On est attiré par des personnes toxiques pas parce qu’on aime souffrir, mais pour un mélange de mécanismes psychologiques très humains 👇

1. Parce que ça nous est familier

Souvent, les comportements toxiques ressemblent à ce qu’on a connu plus jeune (parents, premières relations, environnement).
Le cerveau confond familier et sécurisant, même si ça fait mal.
👉 On rejoue inconsciemment un scénario connu, en espérant cette fois “que ça finira mieux”.

2. Parce qu’elles déclenchent des émotions intenses

Les personnes toxiques alternent souvent :

  • charme / rejet
  • attention / froideur
  • amour / critique

Ce yo-yo émotionnel crée une forte dépendance (dopamine + stress).
Le cerveau interprète l’intensité comme de la passion… alors que c’est de l’instabilité.

3. Parce qu’elles flattent (puis attaquent) l’ego

Au début, elles savent :

  • te faire sentir spécial
  • te valoriser très fort

Quand ça disparaît, tu cherches à retrouver cette validation, comme une preuve de ta valeur.
👉 Ce n’est plus l’autre que tu poursuis, mais le sentiment perdu.

4. Parce qu’on confond amour et effort

Beaucoup de gens ont appris que :

“Si c’est difficile, c’est que ça compte.”

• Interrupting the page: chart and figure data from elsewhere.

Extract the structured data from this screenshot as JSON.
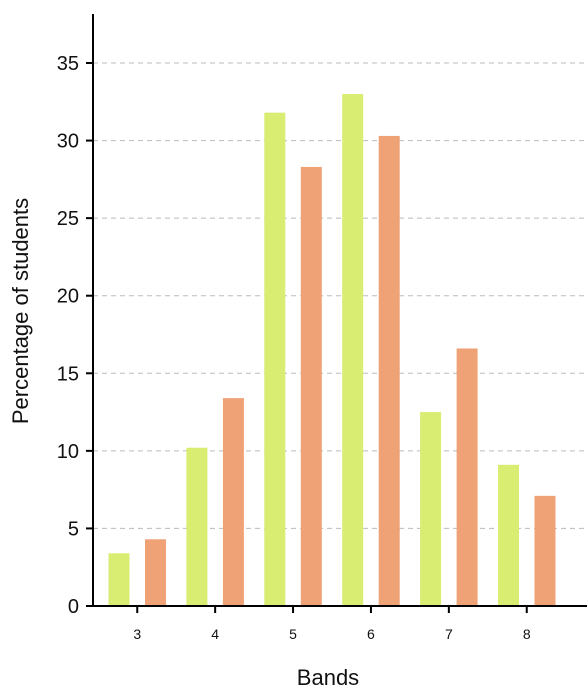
{
  "chart_data": {
    "type": "bar",
    "title": "",
    "xlabel": "Bands",
    "ylabel": "Percentage of students",
    "categories": [
      "3",
      "4",
      "5",
      "6",
      "7",
      "8"
    ],
    "series": [
      {
        "values": [
          3.4,
          10.2,
          31.8,
          33.0,
          12.5,
          9.1
        ],
        "color": "#d9ed72"
      },
      {
        "values": [
          4.3,
          13.4,
          28.3,
          30.3,
          16.6,
          7.1
        ],
        "color": "#eea276"
      }
    ],
    "ylim": [
      0,
      38
    ],
    "yticks": [
      0,
      5,
      10,
      15,
      20,
      25,
      30,
      35
    ],
    "grid": true,
    "legend": "none"
  }
}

Alors qu’en réalité, une relation saine est stable, pas épuisante.
Mais le calme peut sembler ennuyeux quand on est habitué au chaos.

5. Parce qu’il y a des failles émotionnelles

Manque de confiance en soi, peur de l’abandon, besoin d’être choisi, syndrome du sauveur…
Les personnes toxiques sentent (souvent inconsciemment) ces failles et s’y adaptent très bien.


Comment s’en libérer (concrètement)

  • Observer les actes, pas les promesses
  • Se demander : “Est-ce que je me sens apaisé ou constamment en alerte avec cette personne ?”
  • Apprendre à tolérer la stabilité (oui, ça s’apprend)
  • Renforcer l’estime de soi en dehors de la relation
  • Accepter que l’attirance n’est pas toujours un bon guide

💡 Phrase clé à retenir :

Ce qui te fait vibrer n’est pas toujours ce qui te fait du bien.